One of these cats is wax. One of these cats had an estimated net worth of $100 million.
One of these cats is wax. One of these cats had an estimated net worth of $100 million. Photo by Larry French/Getty Images for Getty Images for Madame Tussauds

Grumpy Cat is dead. The internet superstar, whose birth name was Tartar Sauce but was known internationally as Grumpy Cat, passed away at the tender age of 7 earlier this week. The news was broken this morning. She died from complications related to a UTI, her family reported on Twitter.

I met Grumpy Cat once. I was assigned to her charge by the Walker Art Center, a contemporary art museum in Minneapolis that I worked for in the summer of 2013. She was brought to the museum for the Internet Cat Video Festival, an unexpectedly viral film fest devoted to cat videos. It was created by the Walker in 2012 sort of as a joke, and then over 10,000 people came to the inaugural festival. The museum could hardly fit that many people and the festival was soon moved to a stadium at the Minnesota State Fair, where they honored the fest by creating a cat sculpture out of butter. In case you are unfamiliar with midwestern prestige, attracting a crowd so large that it must move to the Minnesota State Fair is an achievement matched only by awards like the Pulitzers and Oscars. This attention is what brought Grumpy Cat to the museum the following year, and why I was assigned to guard her, like a Rothko or Ai Wei Wei. The arrival of Grumpy Cat signaled we were dealing with a whole new sort of phenomenon.

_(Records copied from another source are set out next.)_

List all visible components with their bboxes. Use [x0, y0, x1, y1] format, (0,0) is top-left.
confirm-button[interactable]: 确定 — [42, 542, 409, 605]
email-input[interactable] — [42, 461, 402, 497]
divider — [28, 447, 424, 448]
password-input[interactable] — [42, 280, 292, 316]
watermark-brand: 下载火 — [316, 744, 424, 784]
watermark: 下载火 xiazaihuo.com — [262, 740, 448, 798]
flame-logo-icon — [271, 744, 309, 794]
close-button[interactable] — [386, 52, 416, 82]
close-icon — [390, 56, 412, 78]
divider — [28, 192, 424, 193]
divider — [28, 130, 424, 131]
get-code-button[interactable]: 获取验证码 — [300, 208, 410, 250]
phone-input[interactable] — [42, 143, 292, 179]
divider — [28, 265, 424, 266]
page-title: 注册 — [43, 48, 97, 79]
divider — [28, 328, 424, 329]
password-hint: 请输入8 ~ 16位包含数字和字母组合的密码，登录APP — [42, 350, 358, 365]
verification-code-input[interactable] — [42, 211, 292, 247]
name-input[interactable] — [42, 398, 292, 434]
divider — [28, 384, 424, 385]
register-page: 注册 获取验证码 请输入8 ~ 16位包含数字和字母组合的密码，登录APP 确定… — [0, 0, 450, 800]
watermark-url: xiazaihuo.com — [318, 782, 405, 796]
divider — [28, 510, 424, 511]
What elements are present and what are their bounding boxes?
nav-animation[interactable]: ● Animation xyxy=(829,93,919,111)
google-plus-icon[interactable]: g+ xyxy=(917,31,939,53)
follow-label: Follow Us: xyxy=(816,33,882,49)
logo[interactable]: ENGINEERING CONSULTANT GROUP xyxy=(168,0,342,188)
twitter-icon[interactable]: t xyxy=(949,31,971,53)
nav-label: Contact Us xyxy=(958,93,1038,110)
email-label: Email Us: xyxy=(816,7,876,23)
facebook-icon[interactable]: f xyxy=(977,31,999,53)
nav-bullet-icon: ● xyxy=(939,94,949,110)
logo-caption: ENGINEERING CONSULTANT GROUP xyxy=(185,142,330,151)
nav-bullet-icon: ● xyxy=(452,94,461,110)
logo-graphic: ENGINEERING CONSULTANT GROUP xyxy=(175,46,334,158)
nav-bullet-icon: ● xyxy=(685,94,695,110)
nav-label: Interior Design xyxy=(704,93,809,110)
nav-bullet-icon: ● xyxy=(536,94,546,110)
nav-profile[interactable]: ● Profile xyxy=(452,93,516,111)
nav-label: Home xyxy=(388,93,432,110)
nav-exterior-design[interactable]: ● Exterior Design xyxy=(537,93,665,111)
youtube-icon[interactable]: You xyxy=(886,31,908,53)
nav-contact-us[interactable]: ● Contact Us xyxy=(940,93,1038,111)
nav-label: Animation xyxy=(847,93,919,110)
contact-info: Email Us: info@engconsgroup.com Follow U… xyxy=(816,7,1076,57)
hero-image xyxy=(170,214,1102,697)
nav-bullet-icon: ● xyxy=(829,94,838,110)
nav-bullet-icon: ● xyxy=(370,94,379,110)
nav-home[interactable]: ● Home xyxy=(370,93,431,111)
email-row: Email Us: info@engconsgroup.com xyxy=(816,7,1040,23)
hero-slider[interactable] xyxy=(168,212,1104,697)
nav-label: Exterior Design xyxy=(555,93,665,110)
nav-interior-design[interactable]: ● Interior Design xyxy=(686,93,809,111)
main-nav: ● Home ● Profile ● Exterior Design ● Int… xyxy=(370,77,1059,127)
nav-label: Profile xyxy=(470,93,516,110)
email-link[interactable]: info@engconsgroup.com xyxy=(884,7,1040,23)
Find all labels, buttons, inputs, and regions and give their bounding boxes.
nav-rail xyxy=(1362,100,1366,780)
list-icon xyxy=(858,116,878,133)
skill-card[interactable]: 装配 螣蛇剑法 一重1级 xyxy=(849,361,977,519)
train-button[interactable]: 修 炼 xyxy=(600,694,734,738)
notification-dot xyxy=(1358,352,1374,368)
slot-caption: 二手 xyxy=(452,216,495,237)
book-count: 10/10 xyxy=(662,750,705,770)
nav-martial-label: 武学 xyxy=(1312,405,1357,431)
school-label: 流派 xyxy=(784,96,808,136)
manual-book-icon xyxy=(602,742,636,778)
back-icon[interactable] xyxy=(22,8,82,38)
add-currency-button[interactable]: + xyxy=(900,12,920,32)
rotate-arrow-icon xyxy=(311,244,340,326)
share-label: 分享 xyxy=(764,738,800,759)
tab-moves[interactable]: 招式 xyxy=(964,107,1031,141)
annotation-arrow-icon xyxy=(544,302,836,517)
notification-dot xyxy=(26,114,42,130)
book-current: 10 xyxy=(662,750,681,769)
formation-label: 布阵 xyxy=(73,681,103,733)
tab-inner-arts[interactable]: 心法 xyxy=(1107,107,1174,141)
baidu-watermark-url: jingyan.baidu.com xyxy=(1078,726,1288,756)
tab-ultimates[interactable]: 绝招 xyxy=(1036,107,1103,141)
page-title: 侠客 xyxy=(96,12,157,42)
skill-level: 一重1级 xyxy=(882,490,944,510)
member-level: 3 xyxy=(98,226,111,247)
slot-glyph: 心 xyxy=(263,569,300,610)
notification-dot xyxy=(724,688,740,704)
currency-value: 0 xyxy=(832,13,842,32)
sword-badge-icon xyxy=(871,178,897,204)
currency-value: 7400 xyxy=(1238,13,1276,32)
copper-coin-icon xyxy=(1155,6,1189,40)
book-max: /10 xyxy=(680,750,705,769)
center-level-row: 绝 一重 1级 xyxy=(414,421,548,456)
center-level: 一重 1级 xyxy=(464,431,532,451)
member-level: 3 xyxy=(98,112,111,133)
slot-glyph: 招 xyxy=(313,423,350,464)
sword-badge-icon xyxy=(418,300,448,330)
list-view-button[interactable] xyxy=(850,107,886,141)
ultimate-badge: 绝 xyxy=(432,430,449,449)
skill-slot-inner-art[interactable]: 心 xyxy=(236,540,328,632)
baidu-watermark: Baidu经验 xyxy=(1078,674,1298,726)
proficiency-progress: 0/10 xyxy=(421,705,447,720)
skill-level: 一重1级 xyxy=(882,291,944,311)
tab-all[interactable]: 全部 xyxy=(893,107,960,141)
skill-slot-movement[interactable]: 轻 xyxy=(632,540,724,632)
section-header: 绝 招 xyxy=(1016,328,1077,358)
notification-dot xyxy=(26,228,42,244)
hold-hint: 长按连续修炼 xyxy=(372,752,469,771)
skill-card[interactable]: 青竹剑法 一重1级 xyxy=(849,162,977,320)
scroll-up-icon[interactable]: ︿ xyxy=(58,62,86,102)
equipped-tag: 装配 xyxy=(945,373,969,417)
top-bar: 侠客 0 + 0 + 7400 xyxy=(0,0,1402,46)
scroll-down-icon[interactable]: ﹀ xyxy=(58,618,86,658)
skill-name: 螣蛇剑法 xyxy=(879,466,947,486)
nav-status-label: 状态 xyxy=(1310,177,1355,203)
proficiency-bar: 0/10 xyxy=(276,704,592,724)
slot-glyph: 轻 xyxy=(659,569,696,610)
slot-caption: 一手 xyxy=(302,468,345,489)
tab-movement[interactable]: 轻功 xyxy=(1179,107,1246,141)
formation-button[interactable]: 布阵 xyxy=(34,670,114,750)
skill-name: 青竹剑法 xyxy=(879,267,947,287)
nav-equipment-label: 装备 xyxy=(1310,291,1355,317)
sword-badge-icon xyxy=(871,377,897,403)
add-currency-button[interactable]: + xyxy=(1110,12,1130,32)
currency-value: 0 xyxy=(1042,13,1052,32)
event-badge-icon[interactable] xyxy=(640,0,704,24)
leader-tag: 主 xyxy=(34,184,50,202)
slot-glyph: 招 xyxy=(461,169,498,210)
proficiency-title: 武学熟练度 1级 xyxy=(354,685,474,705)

I have some notes on my time guarding the late star in a gallery within the museum:

  • I did not touch Grumpy Cat. I also did not take a picture with Grumpy Cat because that would have been unprofessional. Also, unimaginative. You do not take a selfie in front of a masterful work of art. You look at it. Consider its depth. Reflect on your own insignificance.

  • A crowd of, what I assume to have been, THOUSANDS was waiting to take a picture and, if they were lucky, pet the cat. Grumpy Cat sat on a plush pillow, in one of the finest contemporary art museums in America, and was considered with more intense attention than perhaps any artist who had been shown at the museum up to that point.

  • I don't think it's hyperbole to say that Grumpy Cat is the most celebrated work of art to have ever been featured at the Walker Art Museum.

  • Look, I can't prove anything, but I think she was on drugs. What fucking cat sits and gets touched by thousands of people? IMO, she was either a robot or on powerful kitty Xanax.

  • I have seen the world's most precious jewels in "The Vault" in London's Natural Museum of History, and nothing dazzled the eye or attracted attention like Grumpy Cat's scowl. It was a scowl that could amass a crowd of tens of thousands.

  • There are some eyes the world cannot forget. Bette Davis. Charles Manson. Grumpy Cat. Her eyes reflected the unintelligible and cosmic—the black hole of virality.

  • I was once in a good yoga class that made me consider the nature of time. Mostly, I think I experienced heat exhaustion, but while in one of the poses, I considered that people had probably been doing that exact pose for a very long time, maybe thousands of years, or something, and that if I performed the pose in the right sequence or order that I could flatten time and feel the past and future in the present. "Touching time," if you will. I did not make this up. Civil war reenactors have talked about "touching time" when they perform a battle reenactment in an authentic and "true" way, whatever that means. I write all of this to suggest that while guarding Grumpy Cat, I believe I "touched time" and experienced an ancient civilization, maybe Egypt, where people worshipped cats and lined up in the thousands to be blessed by the divine feline.

  • I don't think she understood her net worth.

  • She did not meow. She did not run. She just scowled at the hordes of people, nearly in tears, coming to meet her, one after the other. Maybe, today, she is finally smiling.